For more information about how these measures are derived see Medication use for secondary prevention after coronary heart disease hospitalisations: patient pathways using linked data – technical report.

For capture of ATC codes for medication classes see Table S7 in the supplementary data tables.

Interventional CVD procedures

Intervention procedures measured:

Coronary artery bypass grafting (CABG): surgical procedure using blood vessel grafts to bypass blockages in the coronary arteries and restore adequate blood flow to the heart muscle.

Percutaneous coronary intervention (PCI): restore blood flow to blocked coronary arteries. There are 2 types: coronary angioplasty without stent, and coronary stenting.

For consistency, this same period (40 days) used for initiation was applied to capture intervention procedures that occurred soon after the index hospitalisation. 

Capture of interventions that occurred during the 40 days after index hospitalisation will be an underestimate, due to no availability of private hospital data for some states.


Comorbidity information was obtained for the following conditions in the admitted patient care data only: Pre-existing CHD, Congestive heart failure, Chronic obstructive pulmonary disease, Kidney failure, Peripheral vascular disease, Cancer, Diabetes, Hypertension, and Cerebrovascular disease.
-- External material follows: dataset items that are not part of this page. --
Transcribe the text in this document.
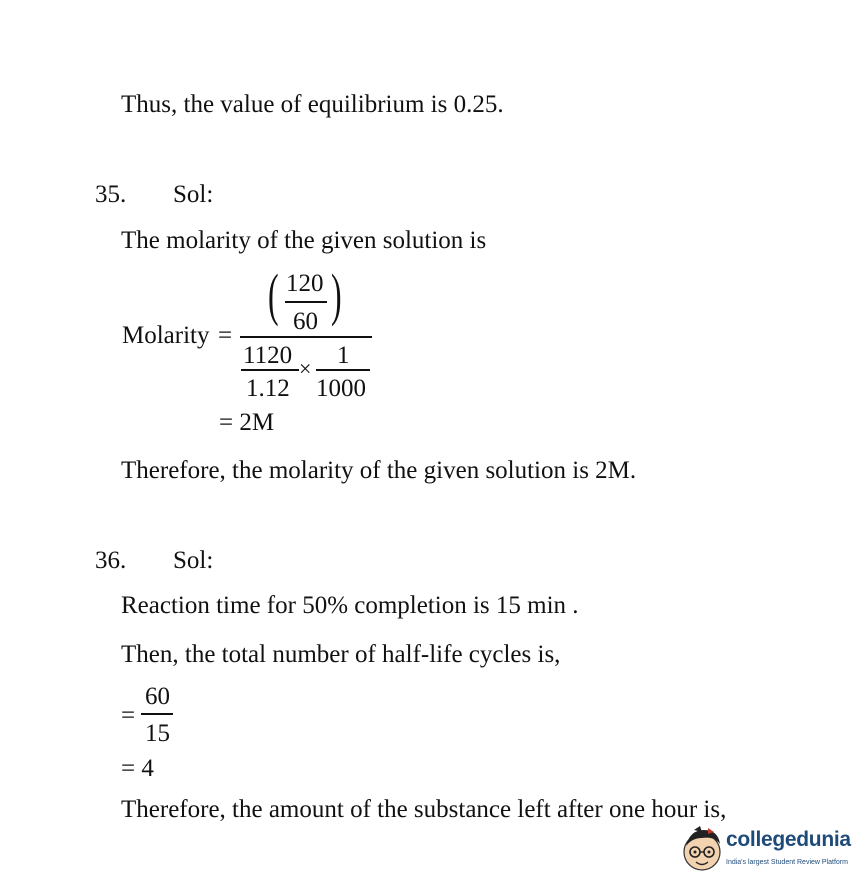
Thus, the value of equilibrium is 0.25.
35. Sol:
The molarity of the given solution is
Molarity =
( 120
60 )
1120
1.12
× 1
1000
= 2M
Therefore, the molarity of the given solution is 2M.
36. Sol:
Reaction time for 50% completion is 15 min .
Then, the total number of half-life cycles is,
=
60
15
= 4
Therefore, the amount of the substance left after one hour is,
collegedunia
India's largest Student Review Platform
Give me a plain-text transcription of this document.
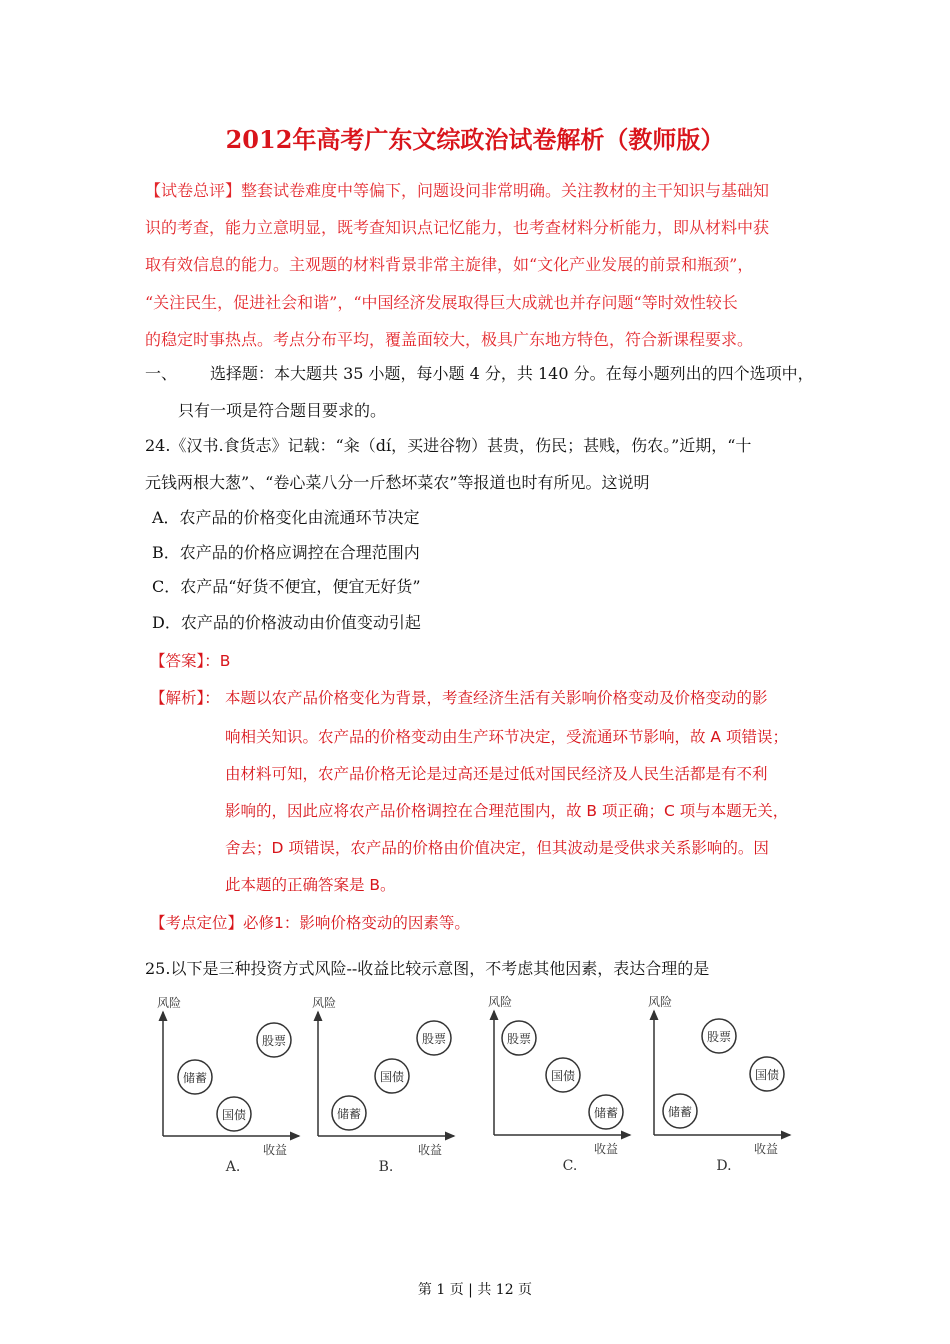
2012年高考广东文综政治试卷解析（教师版）
【试卷总评】整套试卷难度中等偏下，问题设问非常明确。关注教材的主干知识与基础知
识的考查，能力立意明显，既考查知识点记忆能力，也考查材料分析能力，即从材料中获
取有效信息的能力。主观题的材料背景非常主旋律，如“文化产业发展的前景和瓶颈”，
“关注民生，促进社会和谐”，“中国经济发展取得巨大成就也并存问题“等时效性较长
的稳定时事热点。考点分布平均，覆盖面较大，极具广东地方特色，符合新课程要求。
一、 选择题：本大题共 35 小题，每小题 4 分，共 140 分。在每小题列出的四个选项中，
只有一项是符合题目要求的。
24.《汉书.食货志》记载：“籴（dí，买进谷物）甚贵，伤民；甚贱，伤农。”近期，“十
元钱两根大葱”、“卷心菜八分一斤愁坏菜农”等报道也时有所见。这说明
A．农产品的价格变化由流通环节决定
B．农产品的价格应调控在合理范围内
C．农产品“好货不便宜，便宜无好货”
D．农产品的价格波动由价值变动引起
【答案】：B
【解析】： 本题以农产品价格变化为背景，考查经济生活有关影响价格变动及价格变动的影
响相关知识。农产品的价格变动由生产环节决定，受流通环节影响，故 A 项错误；
由材料可知，农产品价格无论是过高还是过低对国民经济及人民生活都是有不利
影响的，因此应将农产品价格调控在合理范围内，故 B 项正确；C 项与本题无关，
舍去；D 项错误，农产品的价格由价值决定，但其波动是受供求关系影响的。因
此本题的正确答案是 B。
【考点定位】必修1：影响价格变动的因素等。
25.以下是三种投资方式风险--收益比较示意图，不考虑其他因素，表达合理的是
风险
收益
A.
股票
储蓄
国债
风险
收益
B.
股票
国债
储蓄
风险
收益
C.
股票
国债
储蓄
风险
收益
D.
股票
国债
储蓄
第 1 页 | 共 12 页
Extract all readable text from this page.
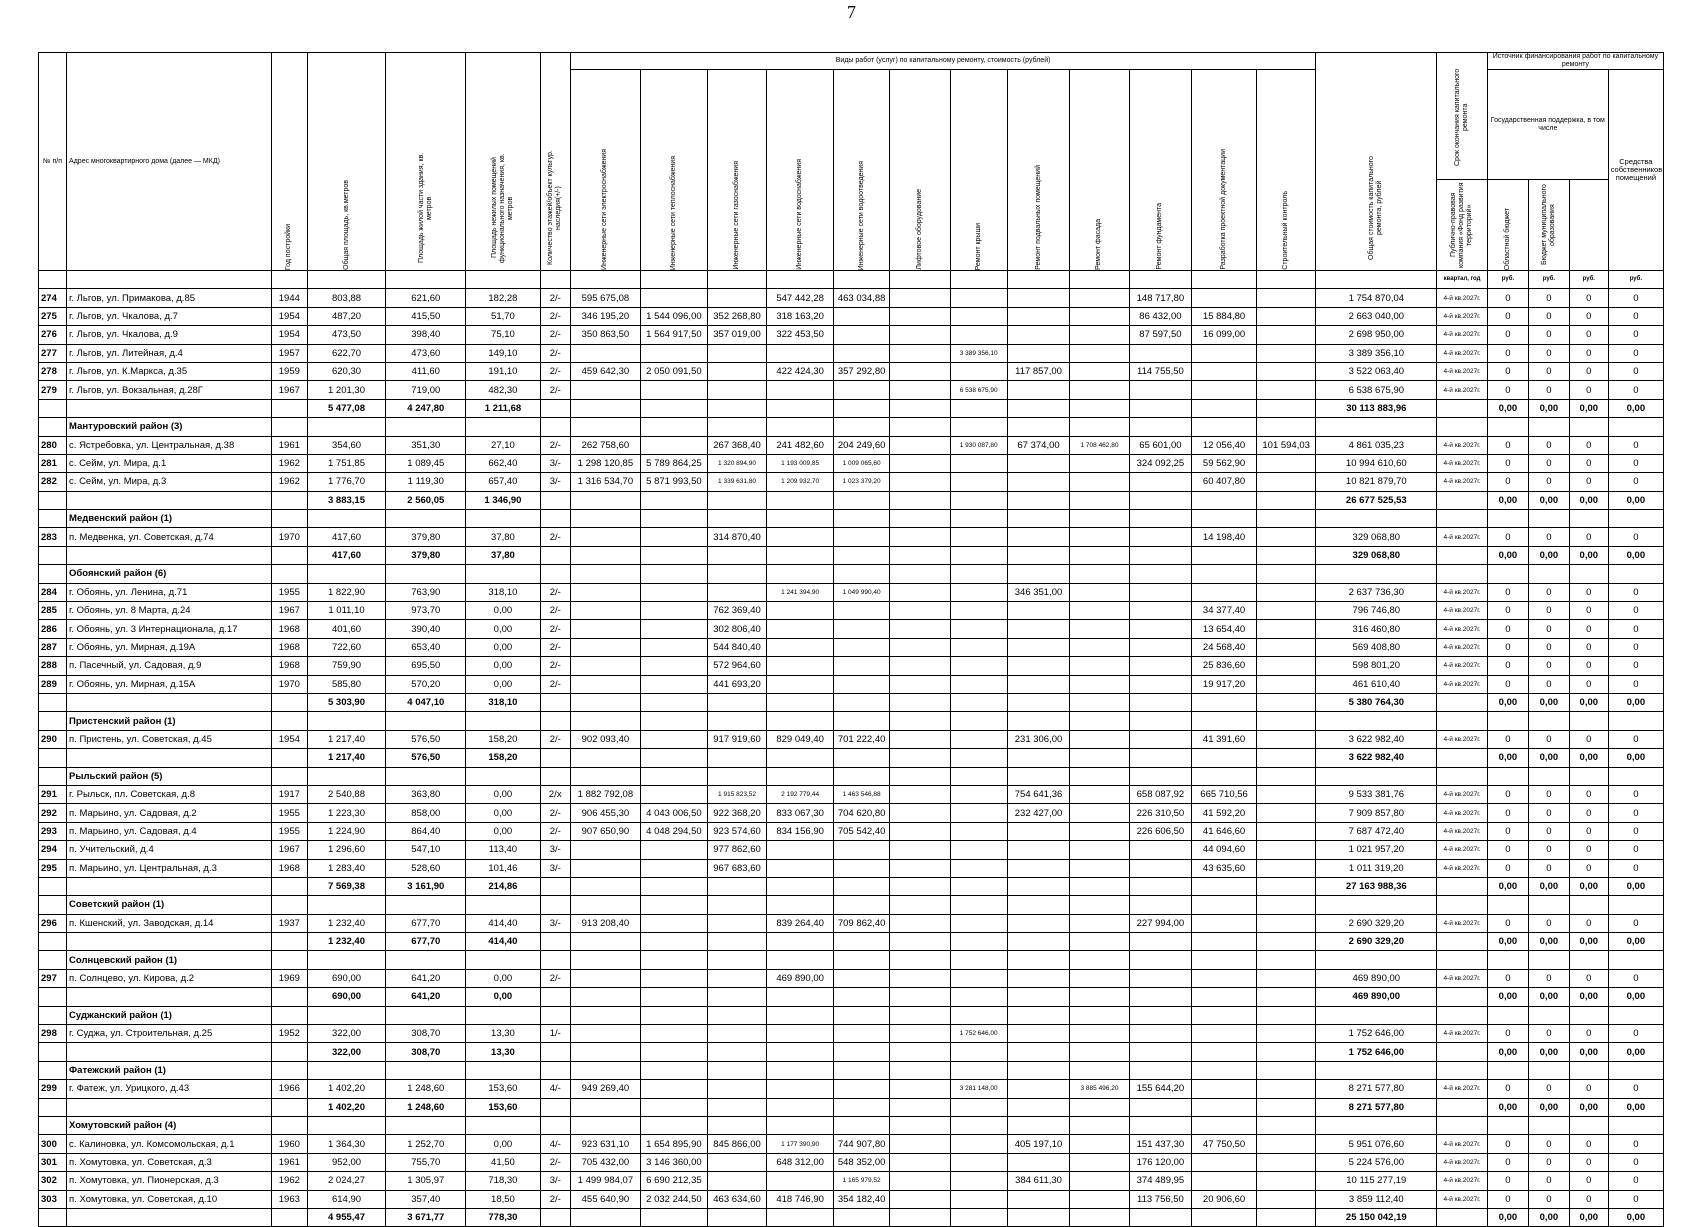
7
№ п/п	Адрес многоквартирного дома (далее — МКД)	Год постройки	Общая площадь, кв.метров	Площадь жилой части здания, кв. метров	Площадь нежилых помещений функционального назначения, кв. метров	Количество этажей/объект культур. наследия(+/-)	Виды работ (услуг) по капитальному ремонту, стоимость (рублей)												Общая стоимость капитального ремонта, рублей	Срок окончания капитального ремонта	Источник финансирования работ по капитальному ремонту			

							Инженерные сети электроснабжения	Инженерные сети теплоснабжения	Инженерные сети газоснабжения	Инженерные сети водоснабжения	Инженерные сети водоотведения	Лифтовое оборудование	Ремонт крыши	Ремонт подвальных помещений	Ремонт фасада	Ремонт фундамента	Разработка проектной документации	Строительный контроль			Государственная поддержка, в том числе			Средства собственников помещений

																				Публично-правовая компания «Фонд развития территорий»	Областной бюджет	Бюджет муниципального образования		

																				квартал, год	руб.	руб.	руб.	руб.
274	г. Льгов, ул. Примакова, д.85	1944	803,88	621,60	182,28	2/-	595 675,08			547 442,28	463 034,88					148 717,80			1 754 870,04	4-й кв.2027г.	0	0	0	0
275	г. Льгов, ул. Чкалова, д.7	1954	487,20	415,50	51,70	2/-	346 195,20	1 544 096,00	352 268,80	318 163,20						86 432,00	15 884,80		2 663 040,00	4-й кв.2027г.	0	0	0	0
276	г. Льгов, ул. Чкалова, д.9	1954	473,50	398,40	75,10	2/-	350 863,50	1 564 917,50	357 019,00	322 453,50						87 597,50	16 099,00		2 698 950,00	4-й кв.2027г.	0	0	0	0
277	г. Льгов, ул. Литейная, д.4	1957	622,70	473,60	149,10	2/-							3 389 356,10						3 389 356,10	4-й кв.2027г.	0	0	0	0
278	г. Льгов, ул. К.Маркса, д.35	1959	620,30	411,60	191,10	2/-	459 642,30	2 050 091,50		422 424,30	357 292,80			117 857,00		114 755,50			3 522 063,40	4-й кв.2027г.	0	0	0	0
279	г. Льгов, ул. Вокзальная, д.28Г	1967	1 201,30	719,00	482,30	2/-							6 538 675,90						6 538 675,90	4-й кв.2027г.	0	0	0	0
			5 477,08	4 247,80	1 211,68														30 113 883,96		0,00	0,00	0,00	0,00
	Мантуровский район (3)																							
280	с. Ястребовка, ул. Центральная, д.38	1961	354,60	351,30	27,10	2/-	262 758,60		267 368,40	241 482,60	204 249,60		1 930 087,80	67 374,00	1 708 462,80	65 601,00	12 056,40	101 594,03	4 861 035,23	4-й кв.2027г.	0	0	0	0
281	с. Сейм, ул. Мира, д.1	1962	1 751,85	1 089,45	662,40	3/-	1 298 120,85	5 789 864,25	1 320 894,90	1 193 009,85	1 009 065,60					324 092,25	59 562,90		10 994 610,60	4-й кв.2027г.	0	0	0	0
282	с. Сейм, ул. Мира, д.3	1962	1 776,70	1 119,30	657,40	3/-	1 316 534,70	5 871 993,50	1 339 631,80	1 209 932,70	1 023 379,20						60 407,80		10 821 879,70	4-й кв.2027г.	0	0	0	0
			3 883,15	2 560,05	1 346,90														26 677 525,53		0,00	0,00	0,00	0,00
	Медвенский район (1)																							
283	п. Медвенка, ул. Советская, д.74	1970	417,60	379,80	37,80	2/-			314 870,40								14 198,40		329 068,80	4-й кв.2027г.	0	0	0	0
			417,60	379,80	37,80														329 068,80		0,00	0,00	0,00	0,00
	Обоянский район (6)																							
284	г. Обоянь, ул. Ленина, д.71	1955	1 822,90	763,90	318,10	2/-				1 241 394,90	1 049 990,40			346 351,00					2 637 736,30	4-й кв.2027г.	0	0	0	0
285	г. Обоянь, ул. 8 Марта, д.24	1967	1 011,10	973,70	0,00	2/-			762 369,40								34 377,40		796 746,80	4-й кв.2027г.	0	0	0	0
286	г. Обоянь, ул. 3 Интернационала, д.17	1968	401,60	390,40	0,00	2/-			302 806,40								13 654,40		316 460,80	4-й кв.2027г.	0	0	0	0
287	г. Обоянь, ул. Мирная, д.19А	1968	722,60	653,40	0,00	2/-			544 840,40								24 568,40		569 408,80	4-й кв.2027г.	0	0	0	0
288	п. Пасечный, ул. Садовая, д.9	1968	759,90	695,50	0,00	2/-			572 964,60								25 836,60		598 801,20	4-й кв.2027г.	0	0	0	0
289	г. Обоянь, ул. Мирная, д.15А	1970	585,80	570,20	0,00	2/-			441 693,20								19 917,20		461 610,40	4-й кв.2027г.	0	0	0	0
			5 303,90	4 047,10	318,10														5 380 764,30		0,00	0,00	0,00	0,00
	Пристенский район (1)																							
290	п. Пристень, ул. Советская, д.45	1954	1 217,40	576,50	158,20	2/-	902 093,40		917 919,60	829 049,40	701 222,40			231 306,00			41 391,60		3 622 982,40	4-й кв.2027г.	0	0	0	0
			1 217,40	576,50	158,20														3 622 982,40		0,00	0,00	0,00	0,00
	Рыльский район (5)																							
291	г. Рыльск, пл. Советская, д.8	1917	2 540,88	363,80	0,00	2/х	1 882 792,08		1 915 823,52	2 192 779,44	1 463 546,88			754 641,36		658 087,92	665 710,56		9 533 381,76	4-й кв.2027г.	0	0	0	0
292	п. Марьино, ул. Садовая, д.2	1955	1 223,30	858,00	0,00	2/-	906 455,30	4 043 006,50	922 368,20	833 067,30	704 620,80			232 427,00		226 310,50	41 592,20		7 909 857,80	4-й кв.2027г.	0	0	0	0
293	п. Марьино, ул. Садовая, д.4	1955	1 224,90	864,40	0,00	2/-	907 650,90	4 048 294,50	923 574,60	834 156,90	705 542,40					226 606,50	41 646,60		7 687 472,40	4-й кв.2027г.	0	0	0	0
294	п. Учительский, д.4	1967	1 296,60	547,10	113,40	3/-			977 862,60								44 094,60		1 021 957,20	4-й кв.2027г.	0	0	0	0
295	п. Марьино, ул. Центральная, д.3	1968	1 283,40	528,60	101,46	3/-			967 683,60								43 635,60		1 011 319,20	4-й кв.2027г.	0	0	0	0
			7 569,38	3 161,90	214,86														27 163 988,36		0,00	0,00	0,00	0,00
	Советский район (1)																							
296	п. Кшенский, ул. Заводская, д.14	1937	1 232,40	677,70	414,40	3/-	913 208,40			839 264,40	709 862,40					227 994,00			2 690 329,20	4-й кв.2027г.	0	0	0	0
			1 232,40	677,70	414,40														2 690 329,20		0,00	0,00	0,00	0,00
	Солнцевский район (1)																							
297	п. Солнцево, ул. Кирова, д.2	1969	690,00	641,20	0,00	2/-				469 890,00									469 890,00	4-й кв.2027г.	0	0	0	0
			690,00	641,20	0,00														469 890,00		0,00	0,00	0,00	0,00
	Суджанский район (1)																							
298	г. Суджа, ул. Строительная, д.25	1952	322,00	308,70	13,30	1/-							1 752 646,00						1 752 646,00	4-й кв.2027г.	0	0	0	0
			322,00	308,70	13,30														1 752 646,00		0,00	0,00	0,00	0,00
	Фатежский район (1)																							
299	г. Фатеж, ул. Урицкого, д.43	1966	1 402,20	1 248,60	153,60	4/-	949 269,40						3 281 148,00		3 885 496,20	155 644,20			8 271 577,80	4-й кв.2027г.	0	0	0	0
			1 402,20	1 248,60	153,60														8 271 577,80		0,00	0,00	0,00	0,00
	Хомутовский район (4)																							
300	с. Калиновка, ул. Комсомольская, д.1	1960	1 364,30	1 252,70	0,00	4/-	923 631,10	1 654 895,90	845 866,00	1 177 390,90	744 907,80			405 197,10		151 437,30	47 750,50		5 951 076,60	4-й кв.2027г.	0	0	0	0
301	п. Хомутовка, ул. Советская, д.3	1961	952,00	755,70	41,50	2/-	705 432,00	3 146 360,00		648 312,00	548 352,00					176 120,00			5 224 576,00	4-й кв.2027г.	0	0	0	0
302	п. Хомутовка, ул. Пионерская, д.3	1962	2 024,27	1 305,97	718,30	3/-	1 499 984,07	6 690 212,35			1 165 979,52			384 611,30		374 489,95			10 115 277,19	4-й кв.2027г.	0	0	0	0
303	п. Хомутовка, ул. Советская, д.10	1963	614,90	357,40	18,50	2/-	455 640,90	2 032 244,50	463 634,60	418 746,90	354 182,40					113 756,50	20 906,60		3 859 112,40	4-й кв.2027г.	0	0	0	0
			4 955,47	3 671,77	778,30														25 150 042,19		0,00	0,00	0,00	0,00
Therefore, it is likely an underestimate of comorbidities in the cohort.

Health outcomes

CVD readmission: emergency readmission to hospital with an urgent care type and principal diagnosis of CVD (ICD-10-AM: I00-I99).

Major adverse cardiac events (MACE): emergency hospital readmission (principal diagnosis) or death (underlying cause) due to ACS, stroke, or heart failure (ICD-10 and ICD-10-AM: I20.0 I21, I50, I60-I64).

CVD death: death with an underlying cause of CVD (ICD-10: I00-I99).

All cause death: Death from any cause. 

For variable descriptions see Table S8 in the supplementary data tables.